Thankfully, the Supremes decided on June 24, 2013 that they will address two of the many questions left unanswered by Stern. (This is separate of course from the question of who would have ever thought we’d be talking about Anna Nicole Smith and Supreme Court precedent in the same sentence.)
Specifically, the Supreme Court will hear an appeal from the Ninth Circuit Court of Appeals (the same Court that brought the Stern issue to the Supremes in the first place) to address whether a bankruptcy court has authority to (i) submit proposed findings of fact and conclusions of law to the district court in “core” matters; and (ii) enter a final order based upon the parties’ express or implied consent. The Ninth Circuit Court of Appeals ruled in the affirmative on both of these issues.

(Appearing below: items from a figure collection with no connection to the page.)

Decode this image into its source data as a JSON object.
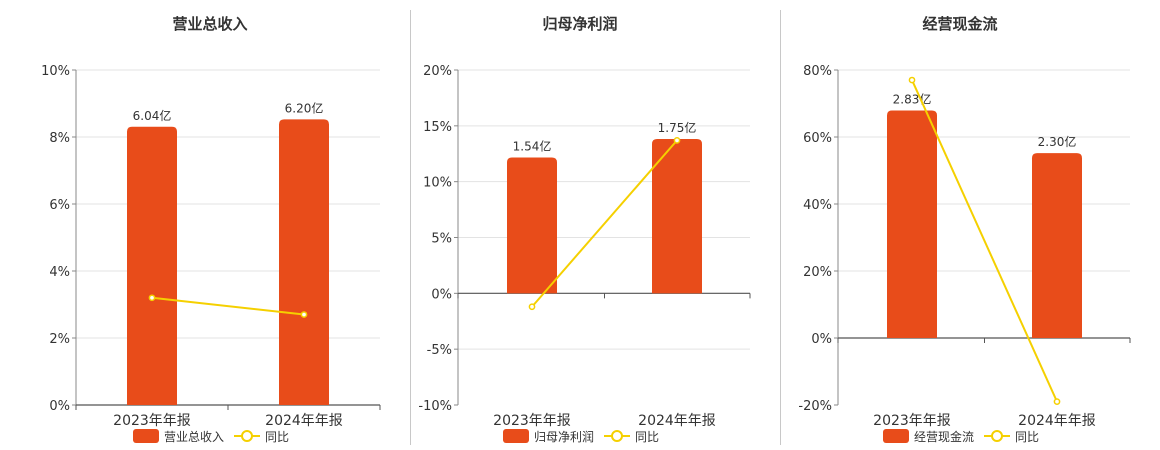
{
  "chart_data": [
    {
      "type": "bar",
      "title": "营业总收入",
      "categories": [
        "2023年年报",
        "2024年年报"
      ],
      "series": [
        {
          "name": "营业总收入",
          "type": "bar",
          "values": [
            6.04,
            6.2
          ],
          "labels": [
            "6.04亿",
            "6.20亿"
          ],
          "color": "#e84c1a"
        },
        {
          "name": "同比",
          "type": "line",
          "values": [
            3.2,
            2.7
          ],
          "unit": "%",
          "color": "#f5d000"
        }
      ],
      "y_axis": {
        "unit": "%",
        "min": 0,
        "max": 10,
        "ticks": [
          "0%",
          "2%",
          "4%",
          "6%",
          "8%",
          "10%"
        ]
      },
      "grid": true,
      "legend": "bottom"
    },
    {
      "type": "bar",
      "title": "归母净利润",
      "categories": [
        "2023年年报",
        "2024年年报"
      ],
      "series": [
        {
          "name": "归母净利润",
          "type": "bar",
          "values": [
            1.54,
            1.75
          ],
          "labels": [
            "1.54亿",
            "1.75亿"
          ],
          "color": "#e84c1a"
        },
        {
          "name": "同比",
          "type": "line",
          "values": [
            -1.2,
            13.7
          ],
          "unit": "%",
          "color": "#f5d000"
        }
      ],
      "y_axis": {
        "unit": "%",
        "min": -10,
        "max": 20,
        "ticks": [
          "-10%",
          "-5%",
          "0%",
          "5%",
          "10%",
          "15%",
          "20%"
        ]
      },
      "grid": true,
      "legend": "bottom"
    },
    {
      "type": "bar",
      "title": "经营现金流",
      "categories": [
        "2023年年报",
        "2024年年报"
      ],
      "series": [
        {
          "name": "经营现金流",
          "type": "bar",
          "values": [
            2.83,
            2.3
          ],
          "labels": [
            "2.83亿",
            "2.30亿"
          ],
          "color": "#e84c1a"
        },
        {
          "name": "同比",
          "type": "line",
          "values": [
            77,
            -19
          ],
          "unit": "%",
          "color": "#f5d000"
        }
      ],
      "y_axis": {
        "unit": "%",
        "min": -20,
        "max": 80,
        "ticks": [
          "-20%",
          "0%",
          "20%",
          "40%",
          "60%",
          "80%"
        ]
      },
      "grid": true,
      "legend": "bottom"
    }
  ]
}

There is no question that bankruptcy courts have authority, expressly granted by statute, to submit proposed findings of fact and conclusions of law to the district court for review in “non-core” matters. However, the same express statutory authority does not exist for “core” matters. This is understandably so because there is statutory authority allowing bankruptcy courts to enter final orders in “core matters”. At least that is what we all thought until Stern came along and told us that the statutory “core” designation does not equate to constitutional authority to enter final orders. The Supremes will now close the statutory gap and address whether a bankruptcy court has authority to issue proposed orders to the district court in “core” matters. The Supreme Court will likely conclude that bankruptcy courts can issue proposed orders in “core” matters if the Court agrees with the Ninth Circuit’s interpretation of Stern and Chief Justice Roberts’ comment that the issue in Stern was “a ‘narrow’ one”, the resolution of which should not meaningfully change the division of labor between bankruptcy courts and district courts.

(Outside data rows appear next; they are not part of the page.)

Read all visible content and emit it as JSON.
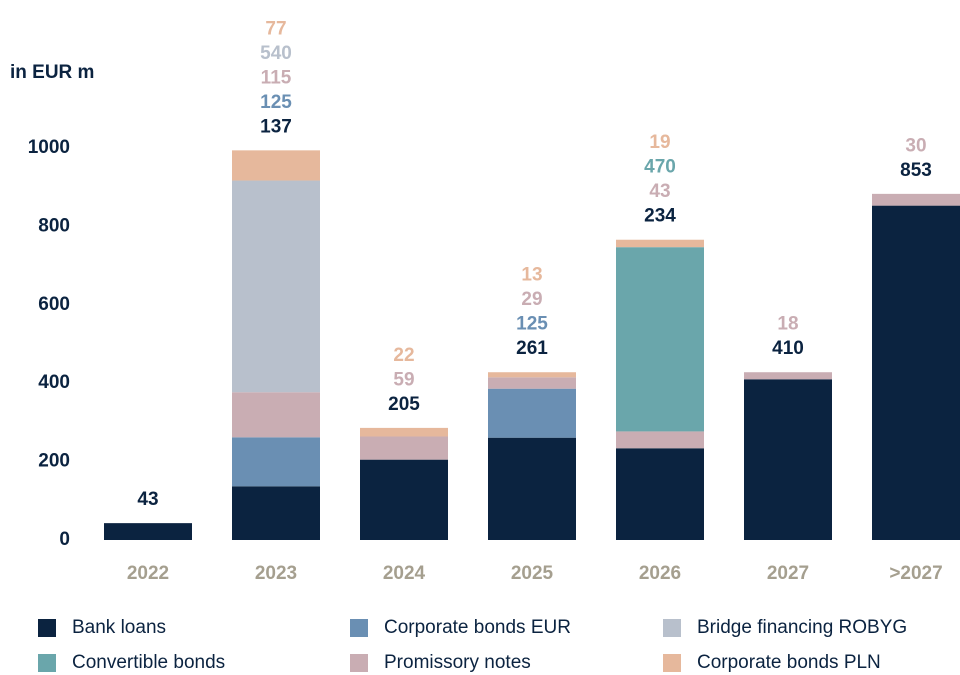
{
  "chart_data": {
    "type": "stacked_bar",
    "y_axis_label": "in EUR m",
    "categories": [
      "2022",
      "2023",
      "2024",
      "2025",
      "2026",
      "2027",
      ">2027"
    ],
    "series": [
      {
        "name": "Bank loans",
        "color": "#0b2340",
        "values": [
          43,
          137,
          205,
          261,
          234,
          410,
          853
        ]
      },
      {
        "name": "Corporate bonds EUR",
        "color": "#6a8fb3",
        "values": [
          null,
          125,
          null,
          125,
          null,
          null,
          null
        ]
      },
      {
        "name": "Promissory notes",
        "color": "#c9adb3",
        "values": [
          null,
          115,
          59,
          29,
          43,
          18,
          30
        ]
      },
      {
        "name": "Bridge financing ROBYG",
        "color": "#b8c0cc",
        "values": [
          null,
          540,
          null,
          null,
          null,
          null,
          null
        ]
      },
      {
        "name": "Convertible bonds",
        "color": "#6aa6ab",
        "values": [
          null,
          null,
          null,
          null,
          470,
          null,
          null
        ]
      },
      {
        "name": "Corporate bonds PLN",
        "color": "#e6b89c",
        "values": [
          null,
          77,
          22,
          13,
          19,
          null,
          null
        ]
      }
    ],
    "ylim": [
      0,
      1000
    ],
    "yticks": [
      0,
      200,
      400,
      600,
      800,
      1000
    ],
    "grid": false
  }
}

The other issue the Supremes will address, whether the parties can consent to the entry of a final order, could considerably narrow the impact of Stern. The bankruptcy rules already require parties to indicate whether they consent to the entry of final orders in “non-core” matters, and several jurisdictions are proposing to implement local rules that would require the same in “core” matters. Therefore, if the Supreme Court finds that consent works, then parties’ ability to challenge a bankruptcy court’s authority would significantly diminish, thereby reducing the amount of litigation that has been created by Stern. Another related issue to be addressed by the Court is whether consent can be implied by a party’s actions (or inactions). Although a ruling on this issue may not significantly reduce bankruptcy litigation (because parties may still argue about whether their action or inaction in fact resulted in implied consent), it will at least resolve another one of the many questions remaining after Stern.
 The Ninth Circuit case is Exec. Benefits Ins. Agency v. Arkison (In re Bellingham Ins. Agency, Inc.), 702 F.3d 553 (9th Cir. 2012).